I’ve rarely had problems buying used, second-hand books, but I did have a “bad” experience recently. I bought a second-hand book on eBay. When I received it, it wasn’t the traces of glue on the cover that I first noticed, but the foul smell of cold tobacco on the pages. So I set out to find out how I could clean this second-hand book and make it as good as new. In this article, I explain how to remove bad smells, clean book covers, and “disinfect” them, without harmful products.
Removing a musty, damp or tobacco smell from a second-hand book
Tip tested and approved on my book with the unbearable smell of old tobacco:
- Place the book in a box (ideally one that allows it to stand upright, to “air” the pages) in which you’ve put baking soda. You can mix a little essential oil with the bicarbonate to impregnate the pages with its scent (which is what I did), but just a drop so as not to dampen the bicarbonate. I placed a small cloth under the book to prevent it from ending up with lots of grains between the pages.
- Leave the box closed for 3 days.
- If the smell has persisted, you may need to put some bicarbonate between the pages: use this as a last resort, as you’ll then need to take the time to remove the grains (the biggest will go away when you shake the book by the edge, but you’ll probably need to rub the pages anyway to remove the remaining grains).
Result: no more bad smells, the pages now smell of lavender.
Traces of glue on a book cover
To remove glue, there’s nothing like oil. So I put a little vegetable oil on a cloth and rubbed where there were traces of glue. You can add a little bicarbonate of soda to make a little scrub (go easy and gradually so as not to damage the cover). Of course, use a very small dose, as the aim is not to leave greasy stains on the book’s pages!
“Disinfecting” the cover of a second-hand book
If you’re afraid of bacteria or the like, there’s nothing like good old-fashioned household white vinegar. Again, use sparingly to avoid blunders.
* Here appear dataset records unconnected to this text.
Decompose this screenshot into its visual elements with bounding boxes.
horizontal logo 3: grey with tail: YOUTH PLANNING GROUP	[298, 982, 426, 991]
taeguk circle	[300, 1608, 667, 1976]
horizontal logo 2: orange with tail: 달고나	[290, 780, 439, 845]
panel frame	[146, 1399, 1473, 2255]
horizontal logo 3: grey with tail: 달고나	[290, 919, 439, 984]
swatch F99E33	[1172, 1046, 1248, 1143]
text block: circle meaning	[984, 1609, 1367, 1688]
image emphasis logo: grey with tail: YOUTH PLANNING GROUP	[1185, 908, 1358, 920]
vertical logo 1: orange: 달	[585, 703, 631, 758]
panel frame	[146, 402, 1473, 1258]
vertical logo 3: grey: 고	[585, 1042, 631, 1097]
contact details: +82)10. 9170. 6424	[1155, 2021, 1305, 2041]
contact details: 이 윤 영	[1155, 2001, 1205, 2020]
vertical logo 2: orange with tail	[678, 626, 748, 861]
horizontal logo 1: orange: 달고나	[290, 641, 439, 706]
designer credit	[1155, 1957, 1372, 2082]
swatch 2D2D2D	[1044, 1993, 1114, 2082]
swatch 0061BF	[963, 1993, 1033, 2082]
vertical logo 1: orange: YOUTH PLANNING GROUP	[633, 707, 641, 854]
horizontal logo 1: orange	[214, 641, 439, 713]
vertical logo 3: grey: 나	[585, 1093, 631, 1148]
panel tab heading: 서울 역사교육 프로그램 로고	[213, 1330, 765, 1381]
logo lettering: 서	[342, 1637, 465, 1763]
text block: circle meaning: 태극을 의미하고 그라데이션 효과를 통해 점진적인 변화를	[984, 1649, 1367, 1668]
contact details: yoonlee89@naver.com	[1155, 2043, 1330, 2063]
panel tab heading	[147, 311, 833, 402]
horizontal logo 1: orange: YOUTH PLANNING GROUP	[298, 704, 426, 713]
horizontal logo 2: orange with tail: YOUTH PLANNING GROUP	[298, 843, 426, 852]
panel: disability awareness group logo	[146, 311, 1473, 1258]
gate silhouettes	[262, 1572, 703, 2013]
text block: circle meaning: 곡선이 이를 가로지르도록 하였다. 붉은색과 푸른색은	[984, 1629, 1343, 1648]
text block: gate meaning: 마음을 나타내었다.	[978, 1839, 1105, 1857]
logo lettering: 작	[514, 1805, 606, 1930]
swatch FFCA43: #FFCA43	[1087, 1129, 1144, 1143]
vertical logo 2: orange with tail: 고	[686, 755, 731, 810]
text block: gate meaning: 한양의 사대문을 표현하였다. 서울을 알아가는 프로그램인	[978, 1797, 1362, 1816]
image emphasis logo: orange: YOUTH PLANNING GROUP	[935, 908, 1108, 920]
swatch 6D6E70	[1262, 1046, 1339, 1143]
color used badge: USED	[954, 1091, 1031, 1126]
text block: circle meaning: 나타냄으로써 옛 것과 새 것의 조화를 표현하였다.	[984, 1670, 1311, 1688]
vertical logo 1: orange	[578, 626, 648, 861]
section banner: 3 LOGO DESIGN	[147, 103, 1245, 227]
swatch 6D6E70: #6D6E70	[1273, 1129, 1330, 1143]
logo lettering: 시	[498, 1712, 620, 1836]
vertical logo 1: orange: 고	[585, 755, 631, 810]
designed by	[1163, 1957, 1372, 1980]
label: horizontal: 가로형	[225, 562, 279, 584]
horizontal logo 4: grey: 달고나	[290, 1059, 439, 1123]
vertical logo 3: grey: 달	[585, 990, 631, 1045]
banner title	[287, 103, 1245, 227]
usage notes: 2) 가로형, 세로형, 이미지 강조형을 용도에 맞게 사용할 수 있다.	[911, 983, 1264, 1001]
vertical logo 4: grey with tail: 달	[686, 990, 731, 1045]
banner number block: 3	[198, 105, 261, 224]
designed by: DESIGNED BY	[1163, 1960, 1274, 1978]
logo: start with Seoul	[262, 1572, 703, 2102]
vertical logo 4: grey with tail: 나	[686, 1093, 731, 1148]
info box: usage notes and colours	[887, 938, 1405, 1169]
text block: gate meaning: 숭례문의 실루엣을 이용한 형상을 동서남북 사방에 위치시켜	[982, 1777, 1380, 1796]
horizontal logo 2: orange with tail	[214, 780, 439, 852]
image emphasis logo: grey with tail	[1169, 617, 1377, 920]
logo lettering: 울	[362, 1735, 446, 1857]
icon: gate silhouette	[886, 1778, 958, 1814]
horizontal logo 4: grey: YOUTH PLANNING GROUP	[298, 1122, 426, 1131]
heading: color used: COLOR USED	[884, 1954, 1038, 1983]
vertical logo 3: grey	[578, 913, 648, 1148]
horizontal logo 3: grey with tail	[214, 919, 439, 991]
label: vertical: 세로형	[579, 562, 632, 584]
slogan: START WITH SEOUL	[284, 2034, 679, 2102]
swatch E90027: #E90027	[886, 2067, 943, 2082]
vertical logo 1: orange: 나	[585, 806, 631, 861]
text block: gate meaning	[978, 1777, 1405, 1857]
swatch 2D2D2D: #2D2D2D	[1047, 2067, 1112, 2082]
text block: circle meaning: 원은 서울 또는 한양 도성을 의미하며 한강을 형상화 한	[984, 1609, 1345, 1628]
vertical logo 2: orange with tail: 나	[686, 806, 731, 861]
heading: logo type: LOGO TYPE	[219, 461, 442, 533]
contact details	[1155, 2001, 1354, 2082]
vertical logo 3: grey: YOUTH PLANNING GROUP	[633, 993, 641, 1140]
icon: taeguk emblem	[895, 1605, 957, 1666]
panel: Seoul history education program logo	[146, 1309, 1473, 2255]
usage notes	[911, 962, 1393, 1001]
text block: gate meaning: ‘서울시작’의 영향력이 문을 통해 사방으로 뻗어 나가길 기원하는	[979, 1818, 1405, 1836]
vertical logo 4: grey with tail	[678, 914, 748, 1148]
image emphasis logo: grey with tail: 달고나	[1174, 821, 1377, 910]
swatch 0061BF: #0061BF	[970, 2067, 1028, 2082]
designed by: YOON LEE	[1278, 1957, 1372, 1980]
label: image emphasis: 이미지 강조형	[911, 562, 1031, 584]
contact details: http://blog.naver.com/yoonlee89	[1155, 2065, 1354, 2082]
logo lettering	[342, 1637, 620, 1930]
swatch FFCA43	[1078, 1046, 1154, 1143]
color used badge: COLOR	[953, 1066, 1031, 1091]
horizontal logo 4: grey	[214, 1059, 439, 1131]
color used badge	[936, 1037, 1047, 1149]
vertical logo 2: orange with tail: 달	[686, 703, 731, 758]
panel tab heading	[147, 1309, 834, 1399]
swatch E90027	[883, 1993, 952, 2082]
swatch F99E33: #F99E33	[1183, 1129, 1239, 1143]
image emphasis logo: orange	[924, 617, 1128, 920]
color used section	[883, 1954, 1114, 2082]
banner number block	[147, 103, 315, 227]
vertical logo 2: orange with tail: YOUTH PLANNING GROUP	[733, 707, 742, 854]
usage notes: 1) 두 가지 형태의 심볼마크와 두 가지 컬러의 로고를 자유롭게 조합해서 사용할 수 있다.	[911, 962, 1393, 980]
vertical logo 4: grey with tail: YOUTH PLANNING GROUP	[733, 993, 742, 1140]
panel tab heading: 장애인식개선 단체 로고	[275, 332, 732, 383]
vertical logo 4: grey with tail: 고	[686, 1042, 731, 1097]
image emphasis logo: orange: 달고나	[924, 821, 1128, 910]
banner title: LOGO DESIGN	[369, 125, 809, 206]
Take a small cloth, soak it in vinegar (personally, I have a vinegar spray I use to clean my glasses and other small screens, so I use that to avoid soaking the cloth too much) and rub the blanket with it for a little clean. A drop of essential oil in the vinegar will give the book a natural, pleasant scent.
If you’re really afraid of bacteria, you can clean the pages with bicarbonate of soda (leave for a day or two), but then you’ll have a lot of fun getting it all off…
It’s worth noting, however, that most of the time, books are just a little dusty, and a wipe with a cloth can solve the problem!
Reminder: Why buy second-hand?
There are a multitude of places (physical or virtual) where you can find second-hand books: libraries, book boxes, flea markets, specialist stores, online sales… It’s a good way to reduce paper production and waste, and avoid clutter.
Buying second-hand books makes it easier to get them out of the house once you’ve read them. Bartering is also a good way to vary your library without collecting. So second-hand books are all to the good!
To limit my purchases, in order :
- I try to rent the book I’m interested in from the library,
- if I can’t find it there, I turn to the second-hand market,
- finally, if I have no choice, I buy it new,
I also sometimes make an exception, when I buy a book by a young author, or produced by a small publishing house, because I’m putting some ethics into it, I’m participating in a project for someone who needs it (see explanation below).
My position as an author on second-hand books
An ethical question arises here: if you buy all your books second-hand, you stop remunerating the authors (whose royalties on sales are already minimal!) and you don’t encourage the production of new, qualitative content.
That’s why I still sometimes buy new books, to support the author or publisher.
I’m an author myself, and I’ve found myself confronted with this issue. For my book on decluttering, which is self-published, I work with platforms like Amazon that operate on the principle of print-to-order. This way, no stock is produced unnecessarily and destroyed, only the copies actually consumed are produced!
For my novel, I was lucky enough to sign a publishing contract with Editions L’Alchimiste, a publisher who has also chosen to work with print-on-demand, printing very small stocks for bookshops.
The book market is similar to that of fast-fashion: the publishing giants produce an astronomical quantity of books, the quality is declining more and more (just look at the spelling mistakes in the books published by the big groups!), costs are so low that it’s more profitable for them to print lots of copies and then destroy the unsold ones (note that the author is only paid on the books actually sold!).
This won’t be the case with my book, and for this reason I’m very happy to be working with a publisher on a human scale and concerned about its impact!
At the same time, as a minimalist, I hope that readers don’t hesitate to give my books a second life when they’ve read them and no longer need them.